Le vecchie glorie del vecchio finto autonomismo siciliano si sono già mobilitate da alcuni mesi, con iniziative organizzate qua e là. Ma hanno capito che non potranno mettere il ‘cappello’ sulla nuova iniziativa meridionalistica della Grancia. Così, non capendo quello che succederà – e non riuscendo a mettere sotto il controllo l’iniziativa che sta nascendo – mettono le mani avanti e si presentano come “meridionalisti”.

Il Presidente della Regione, Nello Musumeci, rispolvera il Sud in un post su Facebook ripreso dal Giornale di Sicilia on line:

“Il Sud Italia continua ad essere vergognosamente il grande assente nel confronto politico di questi ultimi giorni sul probabile nuovo governo M5S e PD. È la conferma di quanto andiamo sostenendo da mesi: il Mezzogiorno rimane, per alcune forze politiche, soltanto un grande contenitore di voti e gli elettori meridionali considerati come donatori di sangue fino all’anemia. Di quel sangue, proprio in questi giorni, si fa ‘mercato nero’ nei palazzi romani. Si vuole condannare il Sud a vivere di assistenzialismo e ancorarlo a una irrecuperabilità che alimenti solo rassegnazione e fuga dei giovani. E invece il Meridione, nella sua drammatica condizione, dovrebbe essere  una priorità nel programma di qualsiasi governo, per una credibile manovra anticiclica e una seria strategia di sviluppo”.

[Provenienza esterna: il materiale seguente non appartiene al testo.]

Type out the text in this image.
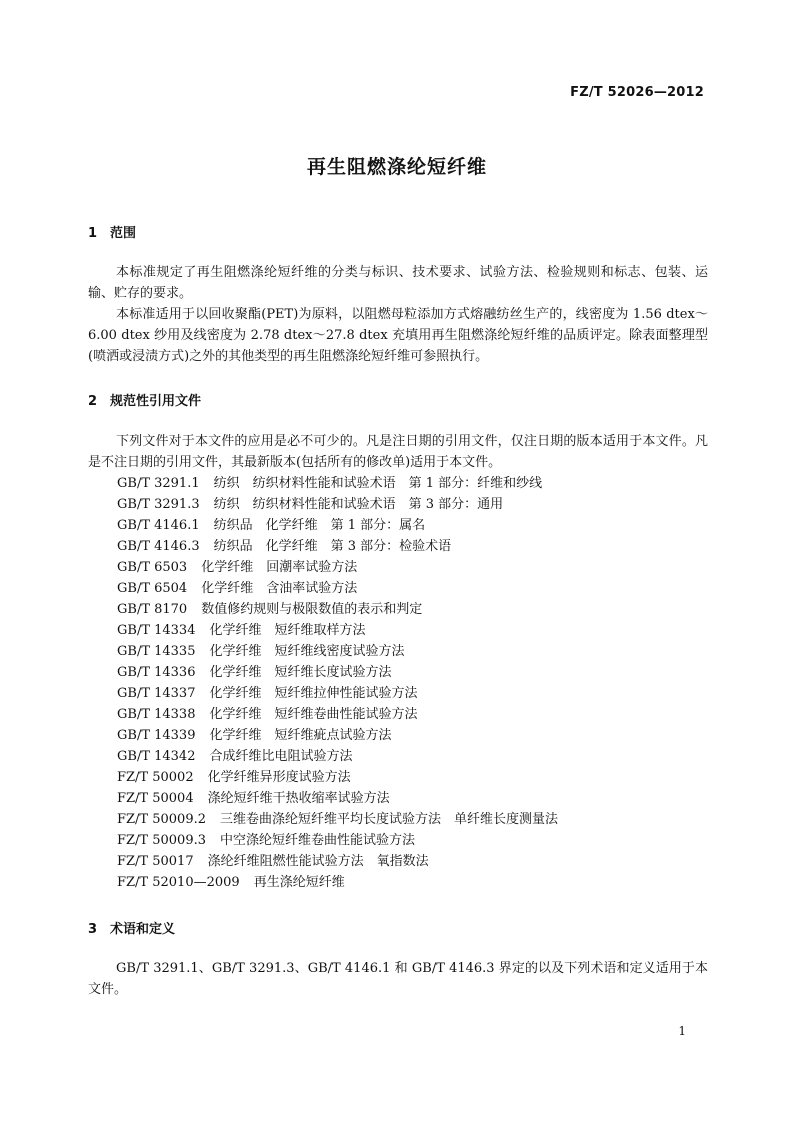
FZ/T 52026—2012
再生阻燃涤纶短纤维
1 范围
本标准规定了再生阻燃涤纶短纤维的分类与标识、技术要求、试验方法、检验规则和标志、包装、运输、贮存的要求。
本标准适用于以回收聚酯(PET)为原料，以阻燃母粒添加方式熔融纺丝生产的，线密度为 1.56 dtex～6.00 dtex 纱用及线密度为 2.78 dtex～27.8 dtex 充填用再生阻燃涤纶短纤维的品质评定。除表面整理型(喷洒或浸渍方式)之外的其他类型的再生阻燃涤纶短纤维可参照执行。
2 规范性引用文件
下列文件对于本文件的应用是必不可少的。凡是注日期的引用文件，仅注日期的版本适用于本文件。凡是不注日期的引用文件，其最新版本(包括所有的修改单)适用于本文件。
GB/T 3291.1 纺织　纺织材料性能和试验术语　第 1 部分：纤维和纱线
GB/T 3291.3 纺织　纺织材料性能和试验术语　第 3 部分：通用
GB/T 4146.1 纺织品　化学纤维　第 1 部分：属名
GB/T 4146.3 纺织品　化学纤维　第 3 部分：检验术语
GB/T 6503 化学纤维　回潮率试验方法
GB/T 6504 化学纤维　含油率试验方法
GB/T 8170 数值修约规则与极限数值的表示和判定
GB/T 14334 化学纤维　短纤维取样方法
GB/T 14335 化学纤维　短纤维线密度试验方法
GB/T 14336 化学纤维　短纤维长度试验方法
GB/T 14337 化学纤维　短纤维拉伸性能试验方法
GB/T 14338 化学纤维　短纤维卷曲性能试验方法
GB/T 14339 化学纤维　短纤维疵点试验方法
GB/T 14342 合成纤维比电阻试验方法
FZ/T 50002 化学纤维异形度试验方法
FZ/T 50004 涤纶短纤维干热收缩率试验方法
FZ/T 50009.2 三维卷曲涤纶短纤维平均长度试验方法　单纤维长度测量法
FZ/T 50009.3 中空涤纶短纤维卷曲性能试验方法
FZ/T 50017 涤纶纤维阻燃性能试验方法　氧指数法
FZ/T 52010—2009 再生涤纶短纤维
3 术语和定义
GB/T 3291.1、GB/T 3291.3、GB/T 4146.1 和 GB/T 4146.3 界定的以及下列术语和定义适用于本文件。
1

Interviene anche il ‘delfino’ del presidente Musumeci: si tratta di Ruggero Razza, assessore regionale alla Salute-Sanità che su Live Sicilia dice:

“Ho una mia idea: all’interno del centrodestra manca oggi chi rappresenti in maniera autorevole il Sud. I Cinquestelle pensano al Sud come al luogo dell’assistenzialismo senza lavoro. Il PD quando ha governato ha dimostrato di nutrire poco interesse. Noi lavoriamo perché si superi l’immagine di un Sud piagnone, aprendo l’azione politica a una nuova classe dirigente. Noi vogliamo dimostrare che nella Regione più difficile d’Italia siamo riusciti a compiere una inversione di tendenza. E già qualcosa inizia a vedersi dalla Sanità ai cantieri, fino ai rifiuti e agli investimenti nel contrasto al dissesto idrogeologico. Anche se qualcuno pensa si tratti solo di amministrazione e non di politica”.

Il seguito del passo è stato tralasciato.